The types of female VD were determined using vUDS images and the history of the neurogenic disease. DV was defined as contrast stasis at the level of the EUS and presenting with a typical “spinning top” urethra (STU) feature [
13] during the voiding phase of the vUDS under conditions without underlying neurological disease. Similar image characteristics combined with a positive neurological underlying disease were defined as DSD. Poor relaxation of the external sphincter (PRES) was defined as narrowing of the distal urethra without the STU feature combined with a non-relaxed surface EMG activity in the voiding phase of the vUDS [
4]. The bladder neck (BN) was characterized as narrow if it did not open to a funnel shape during the vUDS voiding phase.

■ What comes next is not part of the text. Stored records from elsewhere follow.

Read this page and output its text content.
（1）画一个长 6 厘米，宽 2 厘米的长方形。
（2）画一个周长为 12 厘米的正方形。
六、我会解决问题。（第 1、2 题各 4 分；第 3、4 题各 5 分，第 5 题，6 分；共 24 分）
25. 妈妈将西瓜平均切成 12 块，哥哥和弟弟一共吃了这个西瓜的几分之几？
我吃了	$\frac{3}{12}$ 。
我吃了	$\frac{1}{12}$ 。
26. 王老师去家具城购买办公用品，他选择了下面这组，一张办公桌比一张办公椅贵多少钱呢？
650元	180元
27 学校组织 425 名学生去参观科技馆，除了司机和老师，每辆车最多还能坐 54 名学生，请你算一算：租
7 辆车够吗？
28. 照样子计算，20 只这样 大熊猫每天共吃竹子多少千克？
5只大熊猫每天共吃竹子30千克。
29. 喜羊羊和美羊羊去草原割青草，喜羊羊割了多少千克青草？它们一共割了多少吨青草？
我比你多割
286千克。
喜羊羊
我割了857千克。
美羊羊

All patients received 100 units of BoNT-A (Allergan, Irvine, CA, USA), which is the most frequent dosage in contemporary publications [
16], injected in the EUS after the clinical evaluation. The BoNT-A (100 U) was diluted in 5 mL of normal saline, which created a total of five injections with 27-gauge 1 mL syringe needles. The injections were performed circumferentially (except at the 6 o’clock position) into the urethral sphincter via a perineal route in the operating room under general anesthesia. Detailed techniques used in a urethral injection were described in a previous series [
24]. The subjective outcomes were graded as “good” or “poor” according to the patient’s perceptions of VD improvement as expressed in the medical records. Objective outcomes were graded as “good” if there was a 50% improvement in the Qmax or PVR after the injection. Both subjective and objective outcomes were assessed 1 month after the injections. Baseline and post-treatment urodynamic parameters were further analyzed for the treatment effects of the sphincteric BoNT-A injection.
Continuous and categorical variables were expressed as the mean ± standard deviation and number (percentage), respectively. Between-group differences were examined with an independent t-test on the continuous variables and a Chi-square test on the categorical variables. Fisher’s Exact Test was applied if more than 20% of the expected frequencies were less than five. The changes in the variables after treatment compared to the within-group baseline were tested separately with a paired sample t-test and the McNemar test for the continuous and categorical variables. Between-group differences in the variables after treatment adjusted under the pre-treatment condition were evaluated with an analysis of covariance (ANCOVA) and a univariate logistic regression for the continuous and categorical variables, respectively. Variables demonstrating significant differences between subjective good and poor outcomes were further analyzed with a multivariate logistic regression to discern the predictors of the subjective outcomes. All analyses were performed through SPSS Statistics for Windows, Version 17.0. Chicago: SPSS Inc. Two-sided p-values less than 0.05 were considered significant.